Zambia has lost two presidents in office and one in retirement. This is quite a number for a half century old nation. This therefore immediately makes presidential health a very public issue. The country has endured enough pain and huge resource drain due to presidential deaths.
So the fact that President Lungu shared his condition that day and regular updates followed on a daily basis is nothing short of commendable.
This transparency is a welcome development on a continent where the president’s health is a closely guarded secret.
Additionally, what happened in Kenya also sets the long overdue standard against corruption and poor leadership.
It is very appropriate for President Kenyatta to take the tough stance he has. Even more heartening is that this did not end up on a forgotten piece of paper (speech) or end with clever oratory. The cited senior officials have stepped aside.
For once we are seeing action beyond rhetoric. How many more leaders will now follow suit? We watch expectantly.
Finally, in Nigeria, an incumbent president was defeated and he conceded. This is a nation not shy on coup attempts and military takeovers. It has a very volatile governance past.
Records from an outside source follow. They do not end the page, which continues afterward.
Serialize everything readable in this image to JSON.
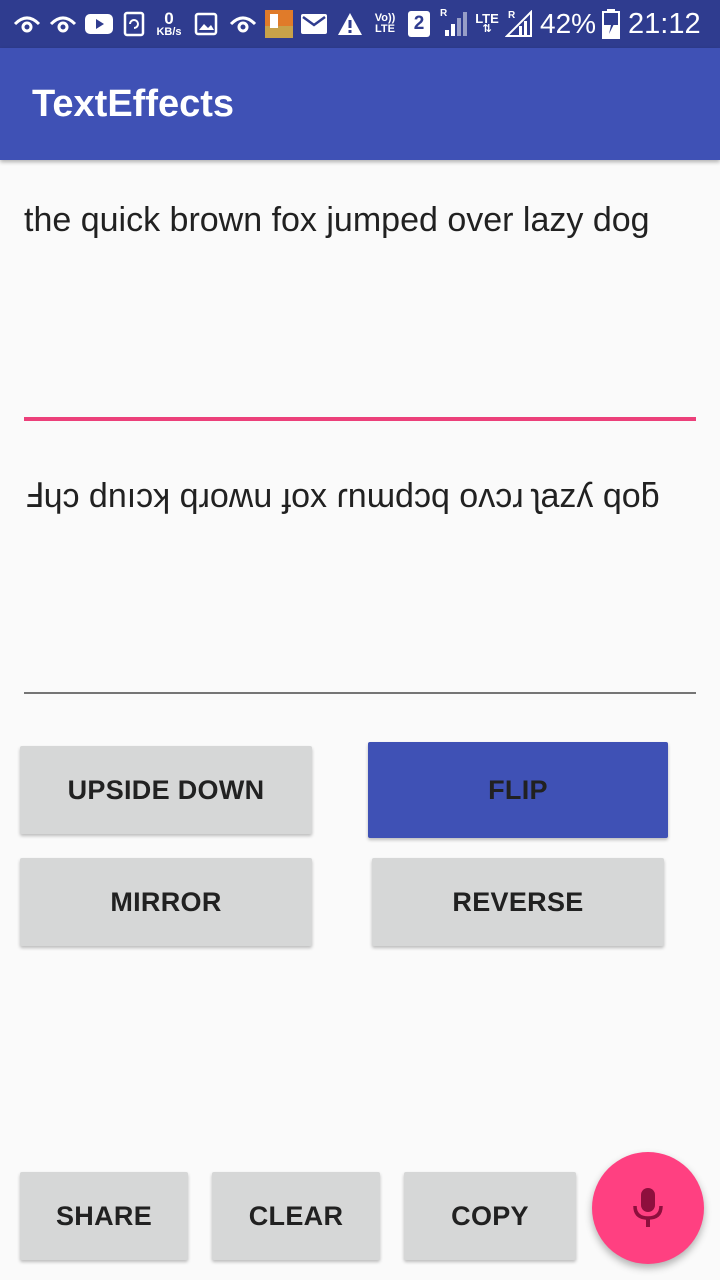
{
  "status_bar": {
    "icons": [
      "wifi-sync-icon",
      "wifi-sync-icon",
      "youtube-icon",
      "sync-icon",
      "gallery-icon",
      "wifi-sync-icon",
      "app-notification-icon",
      "mail-icon",
      "warning-icon",
      "sim-2-icon",
      "signal-icon",
      "signal-icon"
    ],
    "net_speed_value": "0",
    "net_speed_unit": "KB/s",
    "volte_line1": "Vo))",
    "volte_line2": "LTE",
    "sim_badge": "2",
    "lte_label": "LTE",
    "roaming_r1": "R",
    "roaming_r2": "R",
    "battery_percent": "42%",
    "time": "21:12"
  },
  "app_bar": {
    "title": "TextEffects"
  },
  "input": {
    "value": "the quick brown fox jumped over lazy dog"
  },
  "output": {
    "value": "Ⅎɥɔ dnıɔʞ qɹoʍu ɟox ɾnɯdɔq oʌɔɹ ʅazʎ qoƃ"
  },
  "buttons": {
    "upside_down": "UPSIDE DOWN",
    "flip": "FLIP",
    "mirror": "MIRROR",
    "reverse": "REVERSE",
    "share": "SHARE",
    "clear": "CLEAR",
    "copy": "COPY"
  },
  "colors": {
    "status_bar": "#2f3c8f",
    "primary": "#3f51b5",
    "accent": "#ff4081",
    "input_underline": "#ec407a",
    "button_bg": "#d6d7d7"
  },
  "fab": {
    "icon": "microphone-icon"
  }
}
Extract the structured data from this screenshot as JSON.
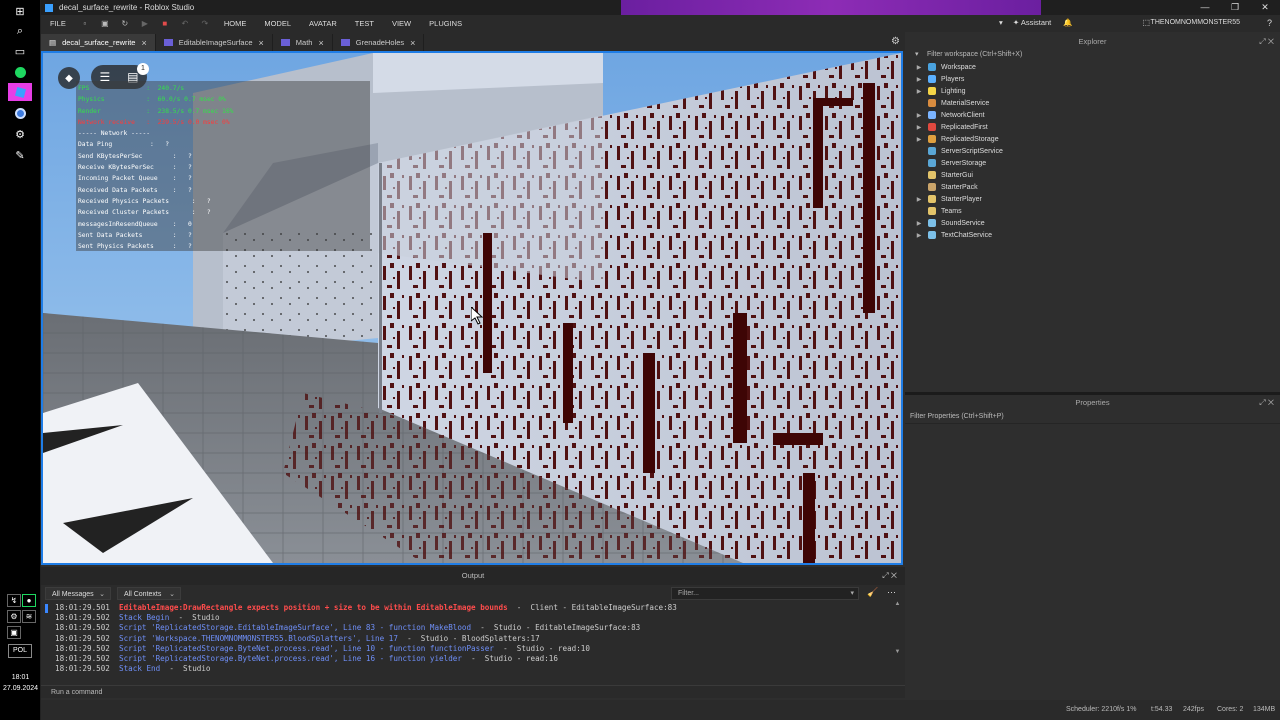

President Jonathan becomes the first sitting president to be ousted from power in Nigeria.With all the instruments and advantages of incumbency at his disposal, he did not opt to challenge the wrong way.
The fact that this is beginning to happen in Africa should boost our hope for a better future. In the recent past, Zambia had in 2011 also experienced this when President Rupiah Banda conceded following defeat at the hands of the late opposition leader Michael Sata. On the eastern side of Zambia the same fate befell Malawi’s President Joyce Banda.
In addition to this democratic milestone, this must serve as a loud message for all our leaders, current and future. The people are now watching closely and have become very clear about their expectations. This is extremely critical in driving accountability on the part of our leaders.
Leaders must no longer get away with promises they make with no attempt to follow through or deliver on. Any leader worth their salt must keep their side of the bargain and walk the talk.
Like both President Bandas, the citizens now speak loudly through the ballot, making it known that they cannot be taken for granted anymore. Delivery, inspirational and transformational leadership is what our continent requires to keep us relevant and progressive.
The dawn of hope
The foregoing may appear simplistic. But with an eye on where Africa is coming from, these are milestones that must be celebrated.
It is a fact that there remains a lot of work to be done to move Africa forward. But even baby steps are a welcome indication of development. But the more we begin to see a progressive brand of leadership, it will soon become a norm and a minimum expectation.
We deserve it and we must demand it. It is the only way Africa will exploit and realise her fullest potential.
As I ponder on these events in March, I cannot ignore the growing sense of optimism that is building inside me.
Maybe, just maybe, this is a good sign of things to come. One cannot be blamed for being hopeful.
The sun seems to finally be shining on Africa.